0x77F580EC: LEA EAX,DWORD PTR [EBP-0x38] 0x77F580EF: PUSH EAX 0x77F580F0: PUSH 0xE 0x77F580F2: PUSH 0x1 0x77F580F4: PUSH DWORD PTR [ESI+0x8] 0x77F580F7: CALL _RtlImageDirectoryEntryToData@16; (0x77F518D0) 0x77F580FC: CMP EAX,EBX 0x77F580FE: JNE 0x77F79CF1 ; (*+0x21BF3) [for SP2:] 0x7C922D30: LEA EAX,DWORD PTR [EBP-0x24] 0x7C922D33: PUSH EAX 0x7C922D34: PUSH 0xE 0x7C922D36: PUSH 0x1 0x7C922D38: PUSH DWORD PTR [ESI+0x8] 0x7C922D3B: CALL _RtlImageDirectoryEntryToData@16; (0x7C910856) 0x7C922D40: CMP EAX,EBX 0x7C922D42: JE 0x7C918D9A ; (*-0x9FA8) 0x7C922D48: MOV BYTE PTR [EBP-0x2C],0x1 0x7C922D4C: JMP 0x7C918D9A ; (*-0x9FB2)
The first PUSH statement is adding an output area to the parameter list; the next is pushing the hard-coded value of 0xE as the next argument, i.e., which image directory entry we are looking for.

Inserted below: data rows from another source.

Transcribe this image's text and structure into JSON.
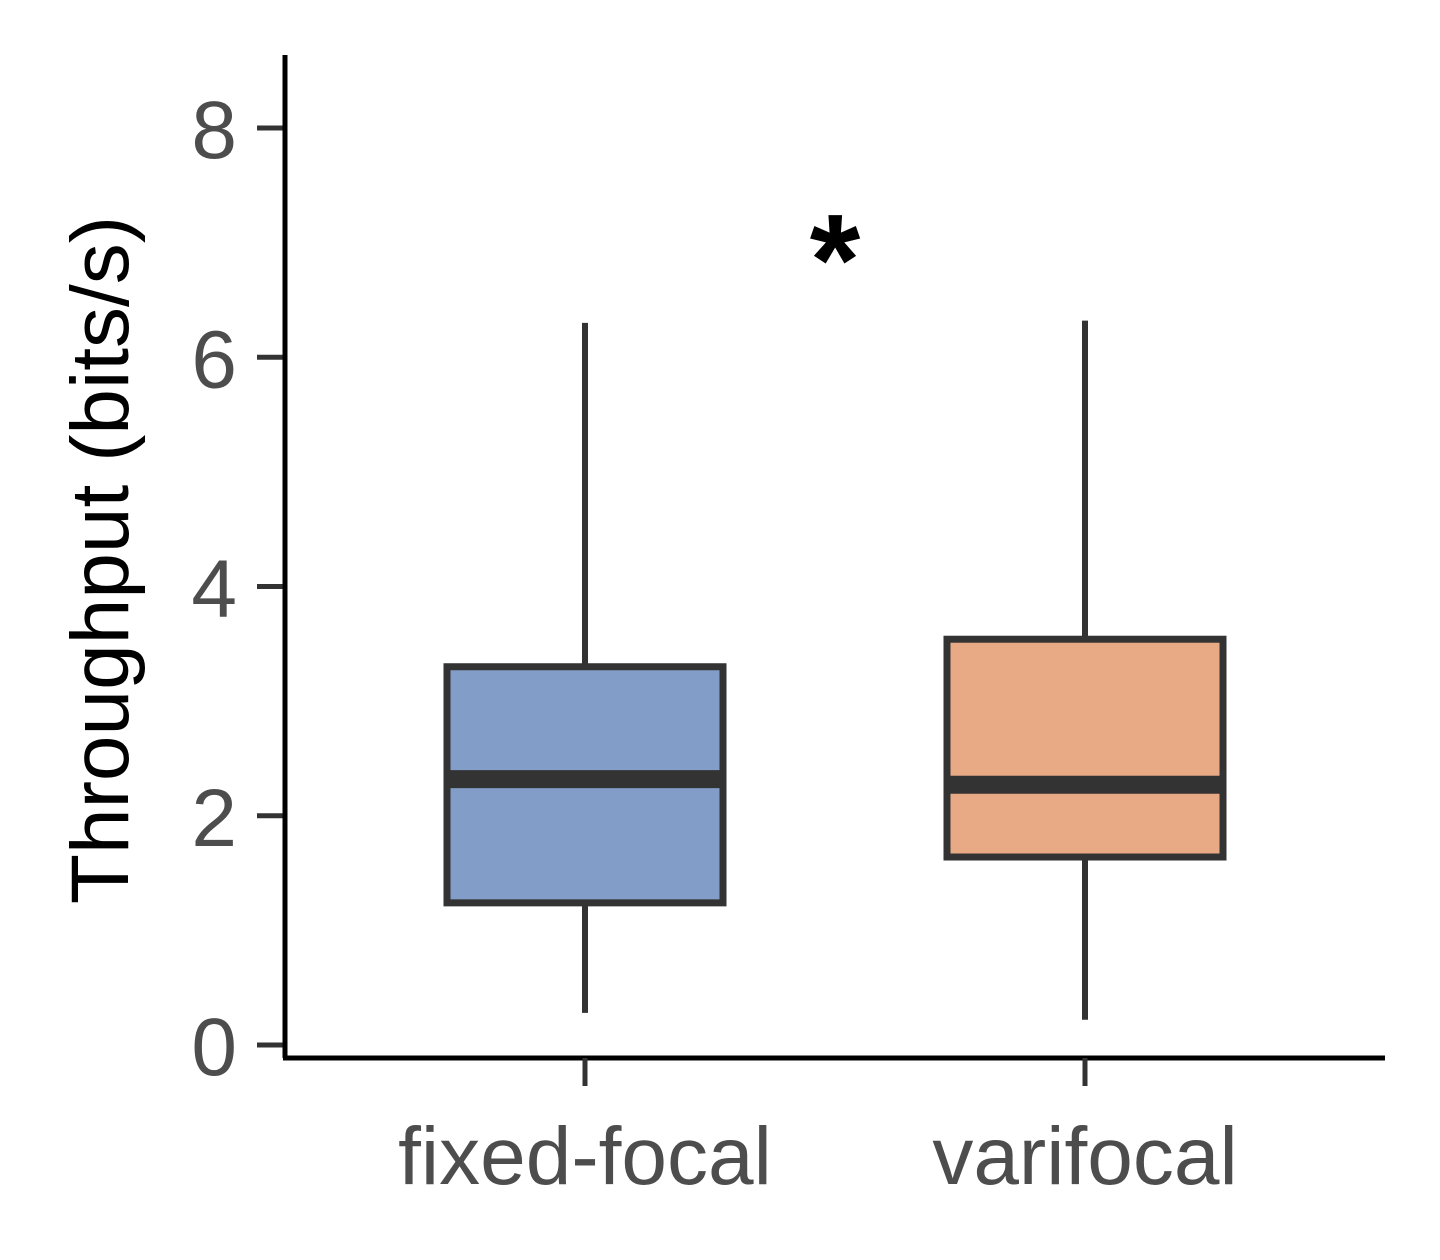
{
  "chart_data": {
    "type": "box",
    "title": "",
    "xlabel": "",
    "ylabel": "Throughput (bits/s)",
    "ylim": [
      -0.1,
      8.6
    ],
    "yticks": [
      0,
      2,
      4,
      6,
      8
    ],
    "categories": [
      "fixed-focal",
      "varifocal"
    ],
    "boxes": [
      {
        "name": "fixed-focal",
        "whisker_low": 0.28,
        "q1": 1.24,
        "median": 2.32,
        "q3": 3.3,
        "whisker_high": 6.3,
        "color": "#829dc7"
      },
      {
        "name": "varifocal",
        "whisker_low": 0.22,
        "q1": 1.64,
        "median": 2.27,
        "q3": 3.54,
        "whisker_high": 6.32,
        "color": "#e8a985"
      }
    ],
    "annotation": {
      "text": "*",
      "x_between": [
        "fixed-focal",
        "varifocal"
      ],
      "y": 7.0
    },
    "colors": {
      "axis": "#000000",
      "box_edge": "#333333",
      "tick_label": "#4d4d4d"
    }
  }
}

After the hard-coded 0x1 is added to the list, we see the final push of an offset from ESI before the call is made. Single-step to the call statement and examine what the last parameter's value will be. Activate the register window, and double-click (or Edit/Dump) the ESI line. The result of this will be the creation of a new window display, a memory dump window. It should be easily evident that ESI+0x8 contains the HModule for our debugee, Wilderland.EXE. Actually, we are now dumping the Process Environment Block, the PEB (ESI contains the PEB address), and locating the third DWORD, the ImageBase field. Now, time to decipher that 0xE value. Select the node labeled "Wilderland.exe" in the Index and expand it. If you do not see a node containing the text, "Optional Header", select View/Reload Symbols for Wilderland.exe, and try again. With the Optional Header node selected, press View/Structure from the main menu or the context-sensitive popup menu -- a new structure display window appears! Scroll the display down a bit: 0xE is equivalent to 14 in base ten which means we are looking for the IMAGE_COR20_HEADER in the executable. Stepping over the call to RtlImageDirectoryEntryToData we now see that EAX contains 0x00402008 (the ImageBase + the VirtualAddress of the directory). Since EBX was set to zero, the following comparison and jump statement will send the code off to set a local variable to 1. Try it now and see for yourself. Translating: the code in LdrInitializeThunk is checking to see if the program is a managed Microsoft .NET assembly or not and storing this knowledge in a local variable.